My 8 year old has pretty much taught herself how to 'Rainbow Loom.' She's pretty good. Thank heavens, because I'm horrible at that sort of thing myself! Glad she was smart enough to figure it herself. After seeing his sister's million and one bracelets and charms (she's gooood!), my 6 year old son decided he wanted one! I don't mind. Would rather see them doing something productive than sitting on their tablets or playing XBox. In our small town Rainbow Loom is all the rage: for boys and girls alike!

Alicia Burgdorff Kurzer

As a mom of 3 girls and 2 boys, I am glad that the gender roles are very much defined. That being said, it is nothing for my boys to pick up a doll to play with and my girls to race cars. My older son is 3 now and he has started in the with the pew/pew/pew stuff with sticks and other items he thinks looks like a gun. Am I offended by it? No, I am half wondering what took so long. 

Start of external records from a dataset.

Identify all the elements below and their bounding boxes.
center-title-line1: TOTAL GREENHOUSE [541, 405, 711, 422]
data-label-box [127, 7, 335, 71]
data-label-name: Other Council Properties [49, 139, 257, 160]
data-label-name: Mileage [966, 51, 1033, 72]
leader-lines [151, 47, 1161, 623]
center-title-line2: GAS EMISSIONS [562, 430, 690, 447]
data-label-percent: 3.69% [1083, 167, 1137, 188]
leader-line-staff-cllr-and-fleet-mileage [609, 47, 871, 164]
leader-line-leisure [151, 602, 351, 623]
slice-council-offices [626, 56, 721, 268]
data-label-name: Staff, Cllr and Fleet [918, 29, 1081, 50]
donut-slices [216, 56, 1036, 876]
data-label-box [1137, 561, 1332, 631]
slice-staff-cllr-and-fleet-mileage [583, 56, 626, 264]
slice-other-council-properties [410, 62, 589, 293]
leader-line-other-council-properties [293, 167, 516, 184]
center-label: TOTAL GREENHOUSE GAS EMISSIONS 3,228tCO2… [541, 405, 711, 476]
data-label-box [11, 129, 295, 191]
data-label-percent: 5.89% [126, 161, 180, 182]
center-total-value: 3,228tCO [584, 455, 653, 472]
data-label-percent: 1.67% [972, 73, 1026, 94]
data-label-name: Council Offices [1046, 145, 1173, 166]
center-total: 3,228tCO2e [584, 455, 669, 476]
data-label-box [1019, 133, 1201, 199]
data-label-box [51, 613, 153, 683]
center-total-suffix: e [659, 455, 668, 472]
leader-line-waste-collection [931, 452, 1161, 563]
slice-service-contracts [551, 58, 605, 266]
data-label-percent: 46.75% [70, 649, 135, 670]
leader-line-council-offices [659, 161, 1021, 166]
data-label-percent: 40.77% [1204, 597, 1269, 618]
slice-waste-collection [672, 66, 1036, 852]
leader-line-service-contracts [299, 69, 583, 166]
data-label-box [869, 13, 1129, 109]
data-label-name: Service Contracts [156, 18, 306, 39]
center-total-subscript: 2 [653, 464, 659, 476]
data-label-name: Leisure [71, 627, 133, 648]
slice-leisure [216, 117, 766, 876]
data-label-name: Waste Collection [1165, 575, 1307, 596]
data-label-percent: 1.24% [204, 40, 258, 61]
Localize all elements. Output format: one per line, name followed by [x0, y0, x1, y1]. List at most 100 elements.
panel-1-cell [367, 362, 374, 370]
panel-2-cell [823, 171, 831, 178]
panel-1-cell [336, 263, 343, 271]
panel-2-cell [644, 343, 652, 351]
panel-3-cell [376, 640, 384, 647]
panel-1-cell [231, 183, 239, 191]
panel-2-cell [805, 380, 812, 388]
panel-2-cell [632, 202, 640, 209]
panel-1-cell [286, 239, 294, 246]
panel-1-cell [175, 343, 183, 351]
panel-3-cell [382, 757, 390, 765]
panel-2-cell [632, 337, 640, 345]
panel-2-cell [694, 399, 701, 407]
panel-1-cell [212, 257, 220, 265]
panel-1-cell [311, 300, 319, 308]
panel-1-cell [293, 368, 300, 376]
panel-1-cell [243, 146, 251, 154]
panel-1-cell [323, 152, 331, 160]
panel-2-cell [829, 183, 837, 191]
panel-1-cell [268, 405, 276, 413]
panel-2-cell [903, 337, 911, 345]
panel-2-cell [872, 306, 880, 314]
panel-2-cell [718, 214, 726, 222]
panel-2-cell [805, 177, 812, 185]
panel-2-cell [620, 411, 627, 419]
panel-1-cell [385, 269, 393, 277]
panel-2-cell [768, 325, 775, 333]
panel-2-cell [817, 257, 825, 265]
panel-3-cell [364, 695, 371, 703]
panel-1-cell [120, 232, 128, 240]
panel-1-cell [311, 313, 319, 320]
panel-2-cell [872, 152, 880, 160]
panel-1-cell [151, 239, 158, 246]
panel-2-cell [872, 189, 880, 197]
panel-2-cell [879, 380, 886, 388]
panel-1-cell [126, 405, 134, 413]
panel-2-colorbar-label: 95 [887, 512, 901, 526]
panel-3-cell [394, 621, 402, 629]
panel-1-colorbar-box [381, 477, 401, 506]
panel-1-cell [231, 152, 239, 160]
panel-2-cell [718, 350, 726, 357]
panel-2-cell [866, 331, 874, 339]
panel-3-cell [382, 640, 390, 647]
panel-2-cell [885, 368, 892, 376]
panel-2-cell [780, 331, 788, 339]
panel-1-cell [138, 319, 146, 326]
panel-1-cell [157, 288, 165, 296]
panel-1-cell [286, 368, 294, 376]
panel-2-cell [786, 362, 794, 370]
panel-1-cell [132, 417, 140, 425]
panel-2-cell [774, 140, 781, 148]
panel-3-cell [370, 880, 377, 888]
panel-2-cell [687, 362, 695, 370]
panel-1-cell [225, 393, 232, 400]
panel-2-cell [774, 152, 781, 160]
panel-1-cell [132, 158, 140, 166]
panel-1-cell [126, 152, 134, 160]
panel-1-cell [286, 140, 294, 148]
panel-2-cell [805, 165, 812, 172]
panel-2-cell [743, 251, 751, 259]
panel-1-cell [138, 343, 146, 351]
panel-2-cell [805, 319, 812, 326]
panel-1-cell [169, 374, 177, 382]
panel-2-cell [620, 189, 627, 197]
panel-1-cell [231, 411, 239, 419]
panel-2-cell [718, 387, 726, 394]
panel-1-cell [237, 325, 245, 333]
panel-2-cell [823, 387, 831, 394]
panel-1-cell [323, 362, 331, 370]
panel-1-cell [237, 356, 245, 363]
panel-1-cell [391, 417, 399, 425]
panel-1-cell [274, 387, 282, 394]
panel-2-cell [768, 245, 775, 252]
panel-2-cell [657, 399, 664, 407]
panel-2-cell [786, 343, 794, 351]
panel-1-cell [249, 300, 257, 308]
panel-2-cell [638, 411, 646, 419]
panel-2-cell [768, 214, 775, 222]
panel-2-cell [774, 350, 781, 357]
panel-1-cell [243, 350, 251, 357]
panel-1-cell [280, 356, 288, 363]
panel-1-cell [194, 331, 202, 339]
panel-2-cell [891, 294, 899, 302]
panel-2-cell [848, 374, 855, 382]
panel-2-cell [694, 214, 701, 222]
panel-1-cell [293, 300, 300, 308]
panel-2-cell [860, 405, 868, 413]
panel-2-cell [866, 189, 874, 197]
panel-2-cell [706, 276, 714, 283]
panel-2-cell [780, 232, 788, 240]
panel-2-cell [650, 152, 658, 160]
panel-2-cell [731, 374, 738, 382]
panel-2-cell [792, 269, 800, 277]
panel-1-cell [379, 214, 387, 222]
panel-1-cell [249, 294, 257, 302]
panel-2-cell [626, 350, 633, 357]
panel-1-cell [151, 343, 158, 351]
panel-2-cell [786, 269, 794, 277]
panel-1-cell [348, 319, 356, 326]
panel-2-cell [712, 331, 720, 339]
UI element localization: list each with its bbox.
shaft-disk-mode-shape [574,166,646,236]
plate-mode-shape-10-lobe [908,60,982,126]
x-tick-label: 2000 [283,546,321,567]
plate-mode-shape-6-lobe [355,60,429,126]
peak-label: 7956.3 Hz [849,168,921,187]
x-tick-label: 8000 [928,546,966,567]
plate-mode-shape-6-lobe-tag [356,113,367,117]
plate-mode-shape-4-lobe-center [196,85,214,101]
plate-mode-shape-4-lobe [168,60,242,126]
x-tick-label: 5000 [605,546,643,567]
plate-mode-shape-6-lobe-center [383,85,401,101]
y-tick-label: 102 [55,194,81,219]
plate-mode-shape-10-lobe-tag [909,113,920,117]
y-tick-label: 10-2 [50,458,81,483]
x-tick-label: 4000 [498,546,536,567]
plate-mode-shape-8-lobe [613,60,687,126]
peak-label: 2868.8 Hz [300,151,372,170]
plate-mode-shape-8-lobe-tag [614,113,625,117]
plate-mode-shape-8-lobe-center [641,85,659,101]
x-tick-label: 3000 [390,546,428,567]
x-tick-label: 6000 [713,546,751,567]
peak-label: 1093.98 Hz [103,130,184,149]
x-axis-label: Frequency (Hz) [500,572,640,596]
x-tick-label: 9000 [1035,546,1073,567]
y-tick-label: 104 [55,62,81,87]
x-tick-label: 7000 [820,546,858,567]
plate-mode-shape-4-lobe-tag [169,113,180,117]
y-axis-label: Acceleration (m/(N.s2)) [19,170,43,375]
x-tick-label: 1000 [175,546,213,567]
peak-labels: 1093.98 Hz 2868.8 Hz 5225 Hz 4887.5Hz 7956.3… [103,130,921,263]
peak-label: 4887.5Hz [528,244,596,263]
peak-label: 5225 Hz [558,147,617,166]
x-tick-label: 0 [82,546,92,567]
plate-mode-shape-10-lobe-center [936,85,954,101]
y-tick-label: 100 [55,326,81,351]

The rainbow looms have been wonderful for my girls (my boys are too young being 3 and 1). My 2 older girls have ADHD and so can be overly loud, hyper, and unable to calm down. The rainbow loom gives them  a chance to sit down and focus on something that is fun, outside of schoolwork. Just because it is stupid for one doesn't mean that it should be disregarded by other moms


 

Bruic... Bruickson

Freaking play-doh. My daughter loves it and I am constantly cleaning dried bits of it from every surface in my house. And when I finally get that all cleaned up I get to dig it out from under her nails.